Toward the end of the CBS interview, Winfrey invites Obama to go "glamping" with her (a portmanteau combining "glamorous" and "camping," and the only acceptable way to sleep in the woods, in my humble opinion). Obama tentatively agrees, and if you watch closely, her tone changes to one of familiarity. That makes sense, considering very few people would agree to up and spend a weekend alone in nature with anybody but a very good friend. In fact, a "glamping" invitation is akin to the "Can you help me move?" test of friendship: Anyone who says yes is the real deal.
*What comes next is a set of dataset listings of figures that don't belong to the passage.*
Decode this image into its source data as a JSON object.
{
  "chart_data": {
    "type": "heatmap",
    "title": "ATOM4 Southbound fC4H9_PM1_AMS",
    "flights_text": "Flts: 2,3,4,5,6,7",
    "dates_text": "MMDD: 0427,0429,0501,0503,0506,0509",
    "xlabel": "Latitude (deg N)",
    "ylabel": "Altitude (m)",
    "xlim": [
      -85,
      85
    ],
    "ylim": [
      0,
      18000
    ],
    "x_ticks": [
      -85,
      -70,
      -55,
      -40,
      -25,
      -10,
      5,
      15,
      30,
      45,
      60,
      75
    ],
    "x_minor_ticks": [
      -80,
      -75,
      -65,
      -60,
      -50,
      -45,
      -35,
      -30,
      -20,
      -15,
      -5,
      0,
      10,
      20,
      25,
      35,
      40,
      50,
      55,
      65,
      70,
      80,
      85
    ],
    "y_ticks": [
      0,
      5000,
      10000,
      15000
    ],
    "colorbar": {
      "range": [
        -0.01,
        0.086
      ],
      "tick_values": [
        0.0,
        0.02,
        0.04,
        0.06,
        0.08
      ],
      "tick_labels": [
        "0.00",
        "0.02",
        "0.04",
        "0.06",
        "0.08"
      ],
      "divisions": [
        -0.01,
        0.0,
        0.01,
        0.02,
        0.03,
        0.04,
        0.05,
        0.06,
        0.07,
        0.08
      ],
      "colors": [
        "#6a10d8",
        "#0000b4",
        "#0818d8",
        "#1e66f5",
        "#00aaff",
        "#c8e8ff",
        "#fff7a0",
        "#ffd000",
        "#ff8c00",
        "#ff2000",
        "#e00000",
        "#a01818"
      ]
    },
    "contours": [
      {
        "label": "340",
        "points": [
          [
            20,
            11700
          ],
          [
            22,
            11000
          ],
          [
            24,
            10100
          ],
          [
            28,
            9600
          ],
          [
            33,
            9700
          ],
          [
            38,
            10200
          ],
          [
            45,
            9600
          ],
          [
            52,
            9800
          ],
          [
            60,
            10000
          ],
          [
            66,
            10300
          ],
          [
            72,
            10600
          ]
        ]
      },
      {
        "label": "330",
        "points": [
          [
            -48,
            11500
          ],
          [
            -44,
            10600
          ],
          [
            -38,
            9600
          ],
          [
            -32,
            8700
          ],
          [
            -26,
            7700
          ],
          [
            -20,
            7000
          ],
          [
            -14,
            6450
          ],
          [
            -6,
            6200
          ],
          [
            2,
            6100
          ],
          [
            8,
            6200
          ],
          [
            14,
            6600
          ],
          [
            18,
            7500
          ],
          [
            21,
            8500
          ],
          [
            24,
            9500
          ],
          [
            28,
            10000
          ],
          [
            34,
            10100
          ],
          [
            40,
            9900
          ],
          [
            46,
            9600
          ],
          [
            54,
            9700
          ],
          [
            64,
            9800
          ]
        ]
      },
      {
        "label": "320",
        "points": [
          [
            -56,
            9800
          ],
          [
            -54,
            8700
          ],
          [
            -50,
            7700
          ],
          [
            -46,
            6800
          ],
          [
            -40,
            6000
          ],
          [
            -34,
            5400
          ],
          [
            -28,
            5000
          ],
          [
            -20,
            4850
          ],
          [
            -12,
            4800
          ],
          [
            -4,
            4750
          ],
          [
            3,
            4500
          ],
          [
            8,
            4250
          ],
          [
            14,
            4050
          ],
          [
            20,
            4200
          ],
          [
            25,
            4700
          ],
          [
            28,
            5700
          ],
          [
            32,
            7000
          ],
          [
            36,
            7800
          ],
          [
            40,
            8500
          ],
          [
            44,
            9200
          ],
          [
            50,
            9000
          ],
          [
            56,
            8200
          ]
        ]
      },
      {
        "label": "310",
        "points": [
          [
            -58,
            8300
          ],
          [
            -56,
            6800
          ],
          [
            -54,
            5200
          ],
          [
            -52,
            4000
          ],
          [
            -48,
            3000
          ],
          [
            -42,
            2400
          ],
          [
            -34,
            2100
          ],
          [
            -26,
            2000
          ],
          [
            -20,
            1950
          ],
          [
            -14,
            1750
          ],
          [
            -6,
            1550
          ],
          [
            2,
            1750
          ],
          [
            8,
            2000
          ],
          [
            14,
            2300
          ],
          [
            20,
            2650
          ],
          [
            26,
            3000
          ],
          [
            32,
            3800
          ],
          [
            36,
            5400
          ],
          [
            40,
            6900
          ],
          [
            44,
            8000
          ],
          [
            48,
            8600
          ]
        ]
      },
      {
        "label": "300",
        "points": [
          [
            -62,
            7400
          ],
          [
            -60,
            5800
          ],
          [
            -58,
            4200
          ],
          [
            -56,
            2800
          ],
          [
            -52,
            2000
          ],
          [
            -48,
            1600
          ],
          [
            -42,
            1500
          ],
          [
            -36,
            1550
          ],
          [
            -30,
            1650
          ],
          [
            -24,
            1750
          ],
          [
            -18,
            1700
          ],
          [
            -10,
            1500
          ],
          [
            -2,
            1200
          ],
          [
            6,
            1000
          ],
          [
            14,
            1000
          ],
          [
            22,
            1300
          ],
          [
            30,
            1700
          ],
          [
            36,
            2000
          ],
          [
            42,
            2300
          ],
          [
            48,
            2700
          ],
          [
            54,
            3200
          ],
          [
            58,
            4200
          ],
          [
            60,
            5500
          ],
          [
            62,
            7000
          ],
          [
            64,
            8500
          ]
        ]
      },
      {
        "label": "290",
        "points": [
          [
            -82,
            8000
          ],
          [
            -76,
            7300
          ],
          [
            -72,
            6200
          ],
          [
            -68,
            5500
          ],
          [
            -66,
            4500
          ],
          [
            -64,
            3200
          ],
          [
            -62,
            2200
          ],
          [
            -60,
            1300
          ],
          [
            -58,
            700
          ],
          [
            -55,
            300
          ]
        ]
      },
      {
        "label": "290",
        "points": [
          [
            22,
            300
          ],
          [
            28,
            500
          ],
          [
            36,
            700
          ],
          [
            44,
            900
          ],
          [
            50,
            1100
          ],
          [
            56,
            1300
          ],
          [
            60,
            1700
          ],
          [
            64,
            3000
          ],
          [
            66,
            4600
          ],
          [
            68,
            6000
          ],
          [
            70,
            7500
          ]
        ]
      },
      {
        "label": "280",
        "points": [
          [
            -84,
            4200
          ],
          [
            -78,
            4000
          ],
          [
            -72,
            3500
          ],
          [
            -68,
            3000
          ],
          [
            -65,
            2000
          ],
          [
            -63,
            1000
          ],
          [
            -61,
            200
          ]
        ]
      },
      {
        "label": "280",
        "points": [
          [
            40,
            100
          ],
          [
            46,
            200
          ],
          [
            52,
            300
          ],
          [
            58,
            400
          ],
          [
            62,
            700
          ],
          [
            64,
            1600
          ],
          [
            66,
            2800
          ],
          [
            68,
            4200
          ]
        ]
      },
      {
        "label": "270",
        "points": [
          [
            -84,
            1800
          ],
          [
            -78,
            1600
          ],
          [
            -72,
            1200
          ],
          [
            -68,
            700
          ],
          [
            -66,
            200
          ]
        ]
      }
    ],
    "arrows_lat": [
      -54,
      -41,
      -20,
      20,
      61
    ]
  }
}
Oprah has admitted outright that she is friends with both the president and Michelle Obama. In a behind-the-scenes video for Oprah.com, Winfrey makes clear that she is resolutely opposed to even the appearance of using that friendship for professional gain. And as many Americans will no doubt remember, Winfrey endorsed then-candidate Barack Obama in 2008, bringing her inimitable star power to his bid to become president. And it's worth noting that her endorsement of Obama marked the first time Winfrey put her name down next to a specific candidate. The friendship is strong between these two families.
How strong? Strong enough that in 2014, Michelle Obama spent her birthday at Winfrey's place in Maui, on a "girlfriends' getaway." Moving past the FOMO here, it's clear that Obama and Winfrey are very close indeed. You don't spend your birthday with just anybody, and you certainly don't travel thousands of miles to hang out with casual acquaintances.
And while that type of off-camera camaraderie can often distract, or even detract, from a good interview, in this case, the friendship between these two women was ideal for the moment. Obama was at ease, and her uplifting answers, even in the face of the criticism she's endured as First Lady and the coming reality of a Trump presidency, were a motivating salve for voters still feeling wounded by the election results of Nov. 8.